|
|
Archives of the TeradataForum
Message Posted: Tue, 14 Feb 2006 @ 10:43:00 GMT
Subj: | | Re: Question on Strategy |
|
From: | | Victor Sokovin |
| We have a requirement to limit the database size by 500GB since the IT dept is able to allocate only this much space to our data mart. We
have to design an ETL process that calculates the size of the incremental load and the size of the existing load, the load should happen only when
the total size is < 500 GB , If the size exceeds by 500 GB then the ETL Process should be able to remove the old data so that it can accomodate
the data that is coming in. Is there any best approach for this? Are there any successful stories ? | |
In general, I would suggest an empiric approach. Try to identify the metrics of the data you could use to calculate the percentage the new data
is likely to be when loaded into the data mart. What kind of metrics? Depends on data distribution, of course, but you could just start with the
simple things like number of rows, average row size, etc.

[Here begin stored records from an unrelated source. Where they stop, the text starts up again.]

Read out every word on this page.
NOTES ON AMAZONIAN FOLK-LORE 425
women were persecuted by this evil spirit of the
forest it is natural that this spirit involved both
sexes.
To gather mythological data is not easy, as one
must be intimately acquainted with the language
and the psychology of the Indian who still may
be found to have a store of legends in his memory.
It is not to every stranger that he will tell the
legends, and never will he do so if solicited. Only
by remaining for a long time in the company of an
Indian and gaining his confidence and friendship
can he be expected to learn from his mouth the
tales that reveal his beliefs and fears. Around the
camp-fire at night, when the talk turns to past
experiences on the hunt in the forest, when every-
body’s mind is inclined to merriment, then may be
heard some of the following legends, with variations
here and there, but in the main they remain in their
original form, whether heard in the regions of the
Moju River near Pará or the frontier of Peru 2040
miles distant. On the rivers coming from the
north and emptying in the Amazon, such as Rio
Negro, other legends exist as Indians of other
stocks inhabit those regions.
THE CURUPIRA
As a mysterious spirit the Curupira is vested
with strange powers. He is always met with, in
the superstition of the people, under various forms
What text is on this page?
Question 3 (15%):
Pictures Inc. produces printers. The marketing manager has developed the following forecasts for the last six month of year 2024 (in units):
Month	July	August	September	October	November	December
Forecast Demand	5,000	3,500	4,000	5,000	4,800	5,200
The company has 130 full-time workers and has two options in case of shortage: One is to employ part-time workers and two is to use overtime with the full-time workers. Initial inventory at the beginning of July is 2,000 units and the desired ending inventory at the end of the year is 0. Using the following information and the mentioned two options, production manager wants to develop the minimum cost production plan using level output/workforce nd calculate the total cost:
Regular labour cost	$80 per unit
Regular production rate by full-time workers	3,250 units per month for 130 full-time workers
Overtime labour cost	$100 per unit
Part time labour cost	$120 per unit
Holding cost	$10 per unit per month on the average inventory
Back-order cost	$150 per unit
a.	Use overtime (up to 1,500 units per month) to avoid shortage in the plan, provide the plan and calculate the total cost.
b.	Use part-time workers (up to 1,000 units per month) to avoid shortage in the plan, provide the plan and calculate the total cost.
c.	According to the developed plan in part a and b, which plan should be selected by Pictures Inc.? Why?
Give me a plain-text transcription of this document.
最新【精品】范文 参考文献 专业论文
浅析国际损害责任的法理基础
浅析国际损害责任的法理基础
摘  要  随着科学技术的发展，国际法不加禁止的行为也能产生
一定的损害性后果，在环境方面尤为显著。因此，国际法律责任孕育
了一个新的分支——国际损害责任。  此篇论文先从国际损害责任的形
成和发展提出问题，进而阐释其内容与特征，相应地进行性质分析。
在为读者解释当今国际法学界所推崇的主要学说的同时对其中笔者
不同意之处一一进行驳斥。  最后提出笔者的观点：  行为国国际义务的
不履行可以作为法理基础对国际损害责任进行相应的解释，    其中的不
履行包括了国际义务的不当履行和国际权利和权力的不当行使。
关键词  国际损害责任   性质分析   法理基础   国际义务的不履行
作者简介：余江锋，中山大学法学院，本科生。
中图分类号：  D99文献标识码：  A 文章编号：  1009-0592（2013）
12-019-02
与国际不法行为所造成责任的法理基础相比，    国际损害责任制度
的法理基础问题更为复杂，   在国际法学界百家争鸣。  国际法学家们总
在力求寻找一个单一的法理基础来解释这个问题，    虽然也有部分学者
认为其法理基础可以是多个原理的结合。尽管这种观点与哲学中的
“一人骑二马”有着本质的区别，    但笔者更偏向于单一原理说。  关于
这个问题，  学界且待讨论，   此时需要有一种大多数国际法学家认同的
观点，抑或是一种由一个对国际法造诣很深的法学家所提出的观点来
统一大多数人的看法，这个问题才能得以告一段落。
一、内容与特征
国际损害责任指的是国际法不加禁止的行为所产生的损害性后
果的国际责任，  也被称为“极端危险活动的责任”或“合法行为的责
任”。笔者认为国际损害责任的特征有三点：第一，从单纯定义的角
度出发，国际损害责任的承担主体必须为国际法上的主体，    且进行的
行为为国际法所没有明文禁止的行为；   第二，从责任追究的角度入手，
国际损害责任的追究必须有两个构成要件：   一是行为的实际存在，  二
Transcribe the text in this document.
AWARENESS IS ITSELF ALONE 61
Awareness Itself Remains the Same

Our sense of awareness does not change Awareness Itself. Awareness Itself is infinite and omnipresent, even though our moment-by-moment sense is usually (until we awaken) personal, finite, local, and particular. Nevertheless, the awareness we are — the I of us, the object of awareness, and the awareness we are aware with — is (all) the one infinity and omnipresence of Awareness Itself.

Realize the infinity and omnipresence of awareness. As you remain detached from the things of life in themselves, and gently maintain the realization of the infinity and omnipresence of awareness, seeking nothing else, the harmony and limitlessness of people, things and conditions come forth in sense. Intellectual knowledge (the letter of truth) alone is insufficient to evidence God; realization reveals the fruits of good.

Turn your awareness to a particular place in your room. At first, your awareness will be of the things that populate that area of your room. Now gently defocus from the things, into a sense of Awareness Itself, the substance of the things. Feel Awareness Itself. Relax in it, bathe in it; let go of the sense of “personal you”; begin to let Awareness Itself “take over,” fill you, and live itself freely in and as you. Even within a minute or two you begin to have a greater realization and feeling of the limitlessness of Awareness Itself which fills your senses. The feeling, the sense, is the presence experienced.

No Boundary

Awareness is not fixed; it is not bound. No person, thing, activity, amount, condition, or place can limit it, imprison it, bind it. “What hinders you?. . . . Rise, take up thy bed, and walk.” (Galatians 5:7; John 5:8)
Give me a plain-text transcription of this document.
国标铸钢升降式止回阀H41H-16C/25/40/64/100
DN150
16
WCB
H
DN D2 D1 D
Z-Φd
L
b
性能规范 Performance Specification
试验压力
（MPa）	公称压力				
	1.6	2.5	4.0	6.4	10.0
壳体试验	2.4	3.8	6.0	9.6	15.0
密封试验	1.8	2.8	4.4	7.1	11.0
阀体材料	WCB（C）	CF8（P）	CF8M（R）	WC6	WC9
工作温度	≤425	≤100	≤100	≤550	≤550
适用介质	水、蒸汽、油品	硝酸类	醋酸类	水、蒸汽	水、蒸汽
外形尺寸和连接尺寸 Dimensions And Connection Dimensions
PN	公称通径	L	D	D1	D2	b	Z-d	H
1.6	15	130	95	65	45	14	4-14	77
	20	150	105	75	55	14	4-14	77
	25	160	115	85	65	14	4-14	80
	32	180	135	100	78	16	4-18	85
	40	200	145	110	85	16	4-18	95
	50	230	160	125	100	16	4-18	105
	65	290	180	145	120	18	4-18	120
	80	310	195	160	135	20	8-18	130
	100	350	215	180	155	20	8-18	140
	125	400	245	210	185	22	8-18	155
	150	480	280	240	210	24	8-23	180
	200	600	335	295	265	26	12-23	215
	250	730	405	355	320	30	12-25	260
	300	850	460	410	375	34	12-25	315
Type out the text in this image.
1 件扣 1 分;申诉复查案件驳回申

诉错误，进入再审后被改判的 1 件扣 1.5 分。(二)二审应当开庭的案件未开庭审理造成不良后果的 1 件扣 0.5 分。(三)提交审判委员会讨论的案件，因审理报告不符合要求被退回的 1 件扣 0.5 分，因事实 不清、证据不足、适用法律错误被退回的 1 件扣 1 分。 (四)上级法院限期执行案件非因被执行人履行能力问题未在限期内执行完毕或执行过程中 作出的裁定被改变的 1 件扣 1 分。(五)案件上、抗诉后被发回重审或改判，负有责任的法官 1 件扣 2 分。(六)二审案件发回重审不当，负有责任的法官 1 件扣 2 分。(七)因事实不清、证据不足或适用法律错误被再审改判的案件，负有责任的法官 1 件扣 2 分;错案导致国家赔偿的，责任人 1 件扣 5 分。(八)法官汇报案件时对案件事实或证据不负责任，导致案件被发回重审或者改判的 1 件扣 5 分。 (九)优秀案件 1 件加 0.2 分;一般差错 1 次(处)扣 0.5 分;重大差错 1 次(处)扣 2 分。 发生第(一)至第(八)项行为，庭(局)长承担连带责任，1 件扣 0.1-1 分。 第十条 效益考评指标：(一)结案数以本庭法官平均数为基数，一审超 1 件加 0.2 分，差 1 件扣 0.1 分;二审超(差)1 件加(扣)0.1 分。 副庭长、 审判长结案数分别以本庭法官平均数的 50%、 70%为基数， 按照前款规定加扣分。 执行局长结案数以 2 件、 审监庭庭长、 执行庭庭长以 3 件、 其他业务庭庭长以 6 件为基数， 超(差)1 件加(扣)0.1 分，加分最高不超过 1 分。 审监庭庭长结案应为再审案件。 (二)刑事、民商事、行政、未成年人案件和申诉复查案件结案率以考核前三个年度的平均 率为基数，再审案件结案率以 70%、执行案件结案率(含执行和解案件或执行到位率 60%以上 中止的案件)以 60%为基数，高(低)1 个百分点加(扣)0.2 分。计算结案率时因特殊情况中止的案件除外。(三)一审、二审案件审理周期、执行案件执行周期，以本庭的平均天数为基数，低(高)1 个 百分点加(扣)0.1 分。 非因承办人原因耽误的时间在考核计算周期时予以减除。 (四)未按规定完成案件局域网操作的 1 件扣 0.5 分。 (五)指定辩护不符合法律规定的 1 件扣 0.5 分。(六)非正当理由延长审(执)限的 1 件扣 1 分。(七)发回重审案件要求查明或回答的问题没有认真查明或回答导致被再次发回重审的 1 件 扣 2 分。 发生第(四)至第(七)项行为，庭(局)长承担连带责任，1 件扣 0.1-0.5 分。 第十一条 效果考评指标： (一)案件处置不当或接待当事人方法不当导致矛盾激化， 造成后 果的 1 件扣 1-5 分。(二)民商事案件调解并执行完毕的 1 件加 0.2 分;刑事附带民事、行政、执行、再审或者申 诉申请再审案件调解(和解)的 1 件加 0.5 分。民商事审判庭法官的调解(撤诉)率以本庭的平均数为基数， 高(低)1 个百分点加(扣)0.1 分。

The reason I suggest this percentage-based estimate is that the data mart might have dependent structures such as SI, JI, etc, the size of
which is not easy to predict exactly. It is a kind of academic exercise which is interesting in its own right but it is probably not practical to
implement it.
One important thing your metrics must be aware of is the skew. 500 GB can be filled 100% only if there is no skew. That's seldom the case with
real data, so you'll have to take into account the skew of the existing data and the skew of the to-be-loaded data. You could set up processes
which would calculate the metrics on the regular basis and store them somewhere in the metadata part of the mart. The processes could give you a
warning when the you are short on space on certain AMPs.
Regards,
Victor
| |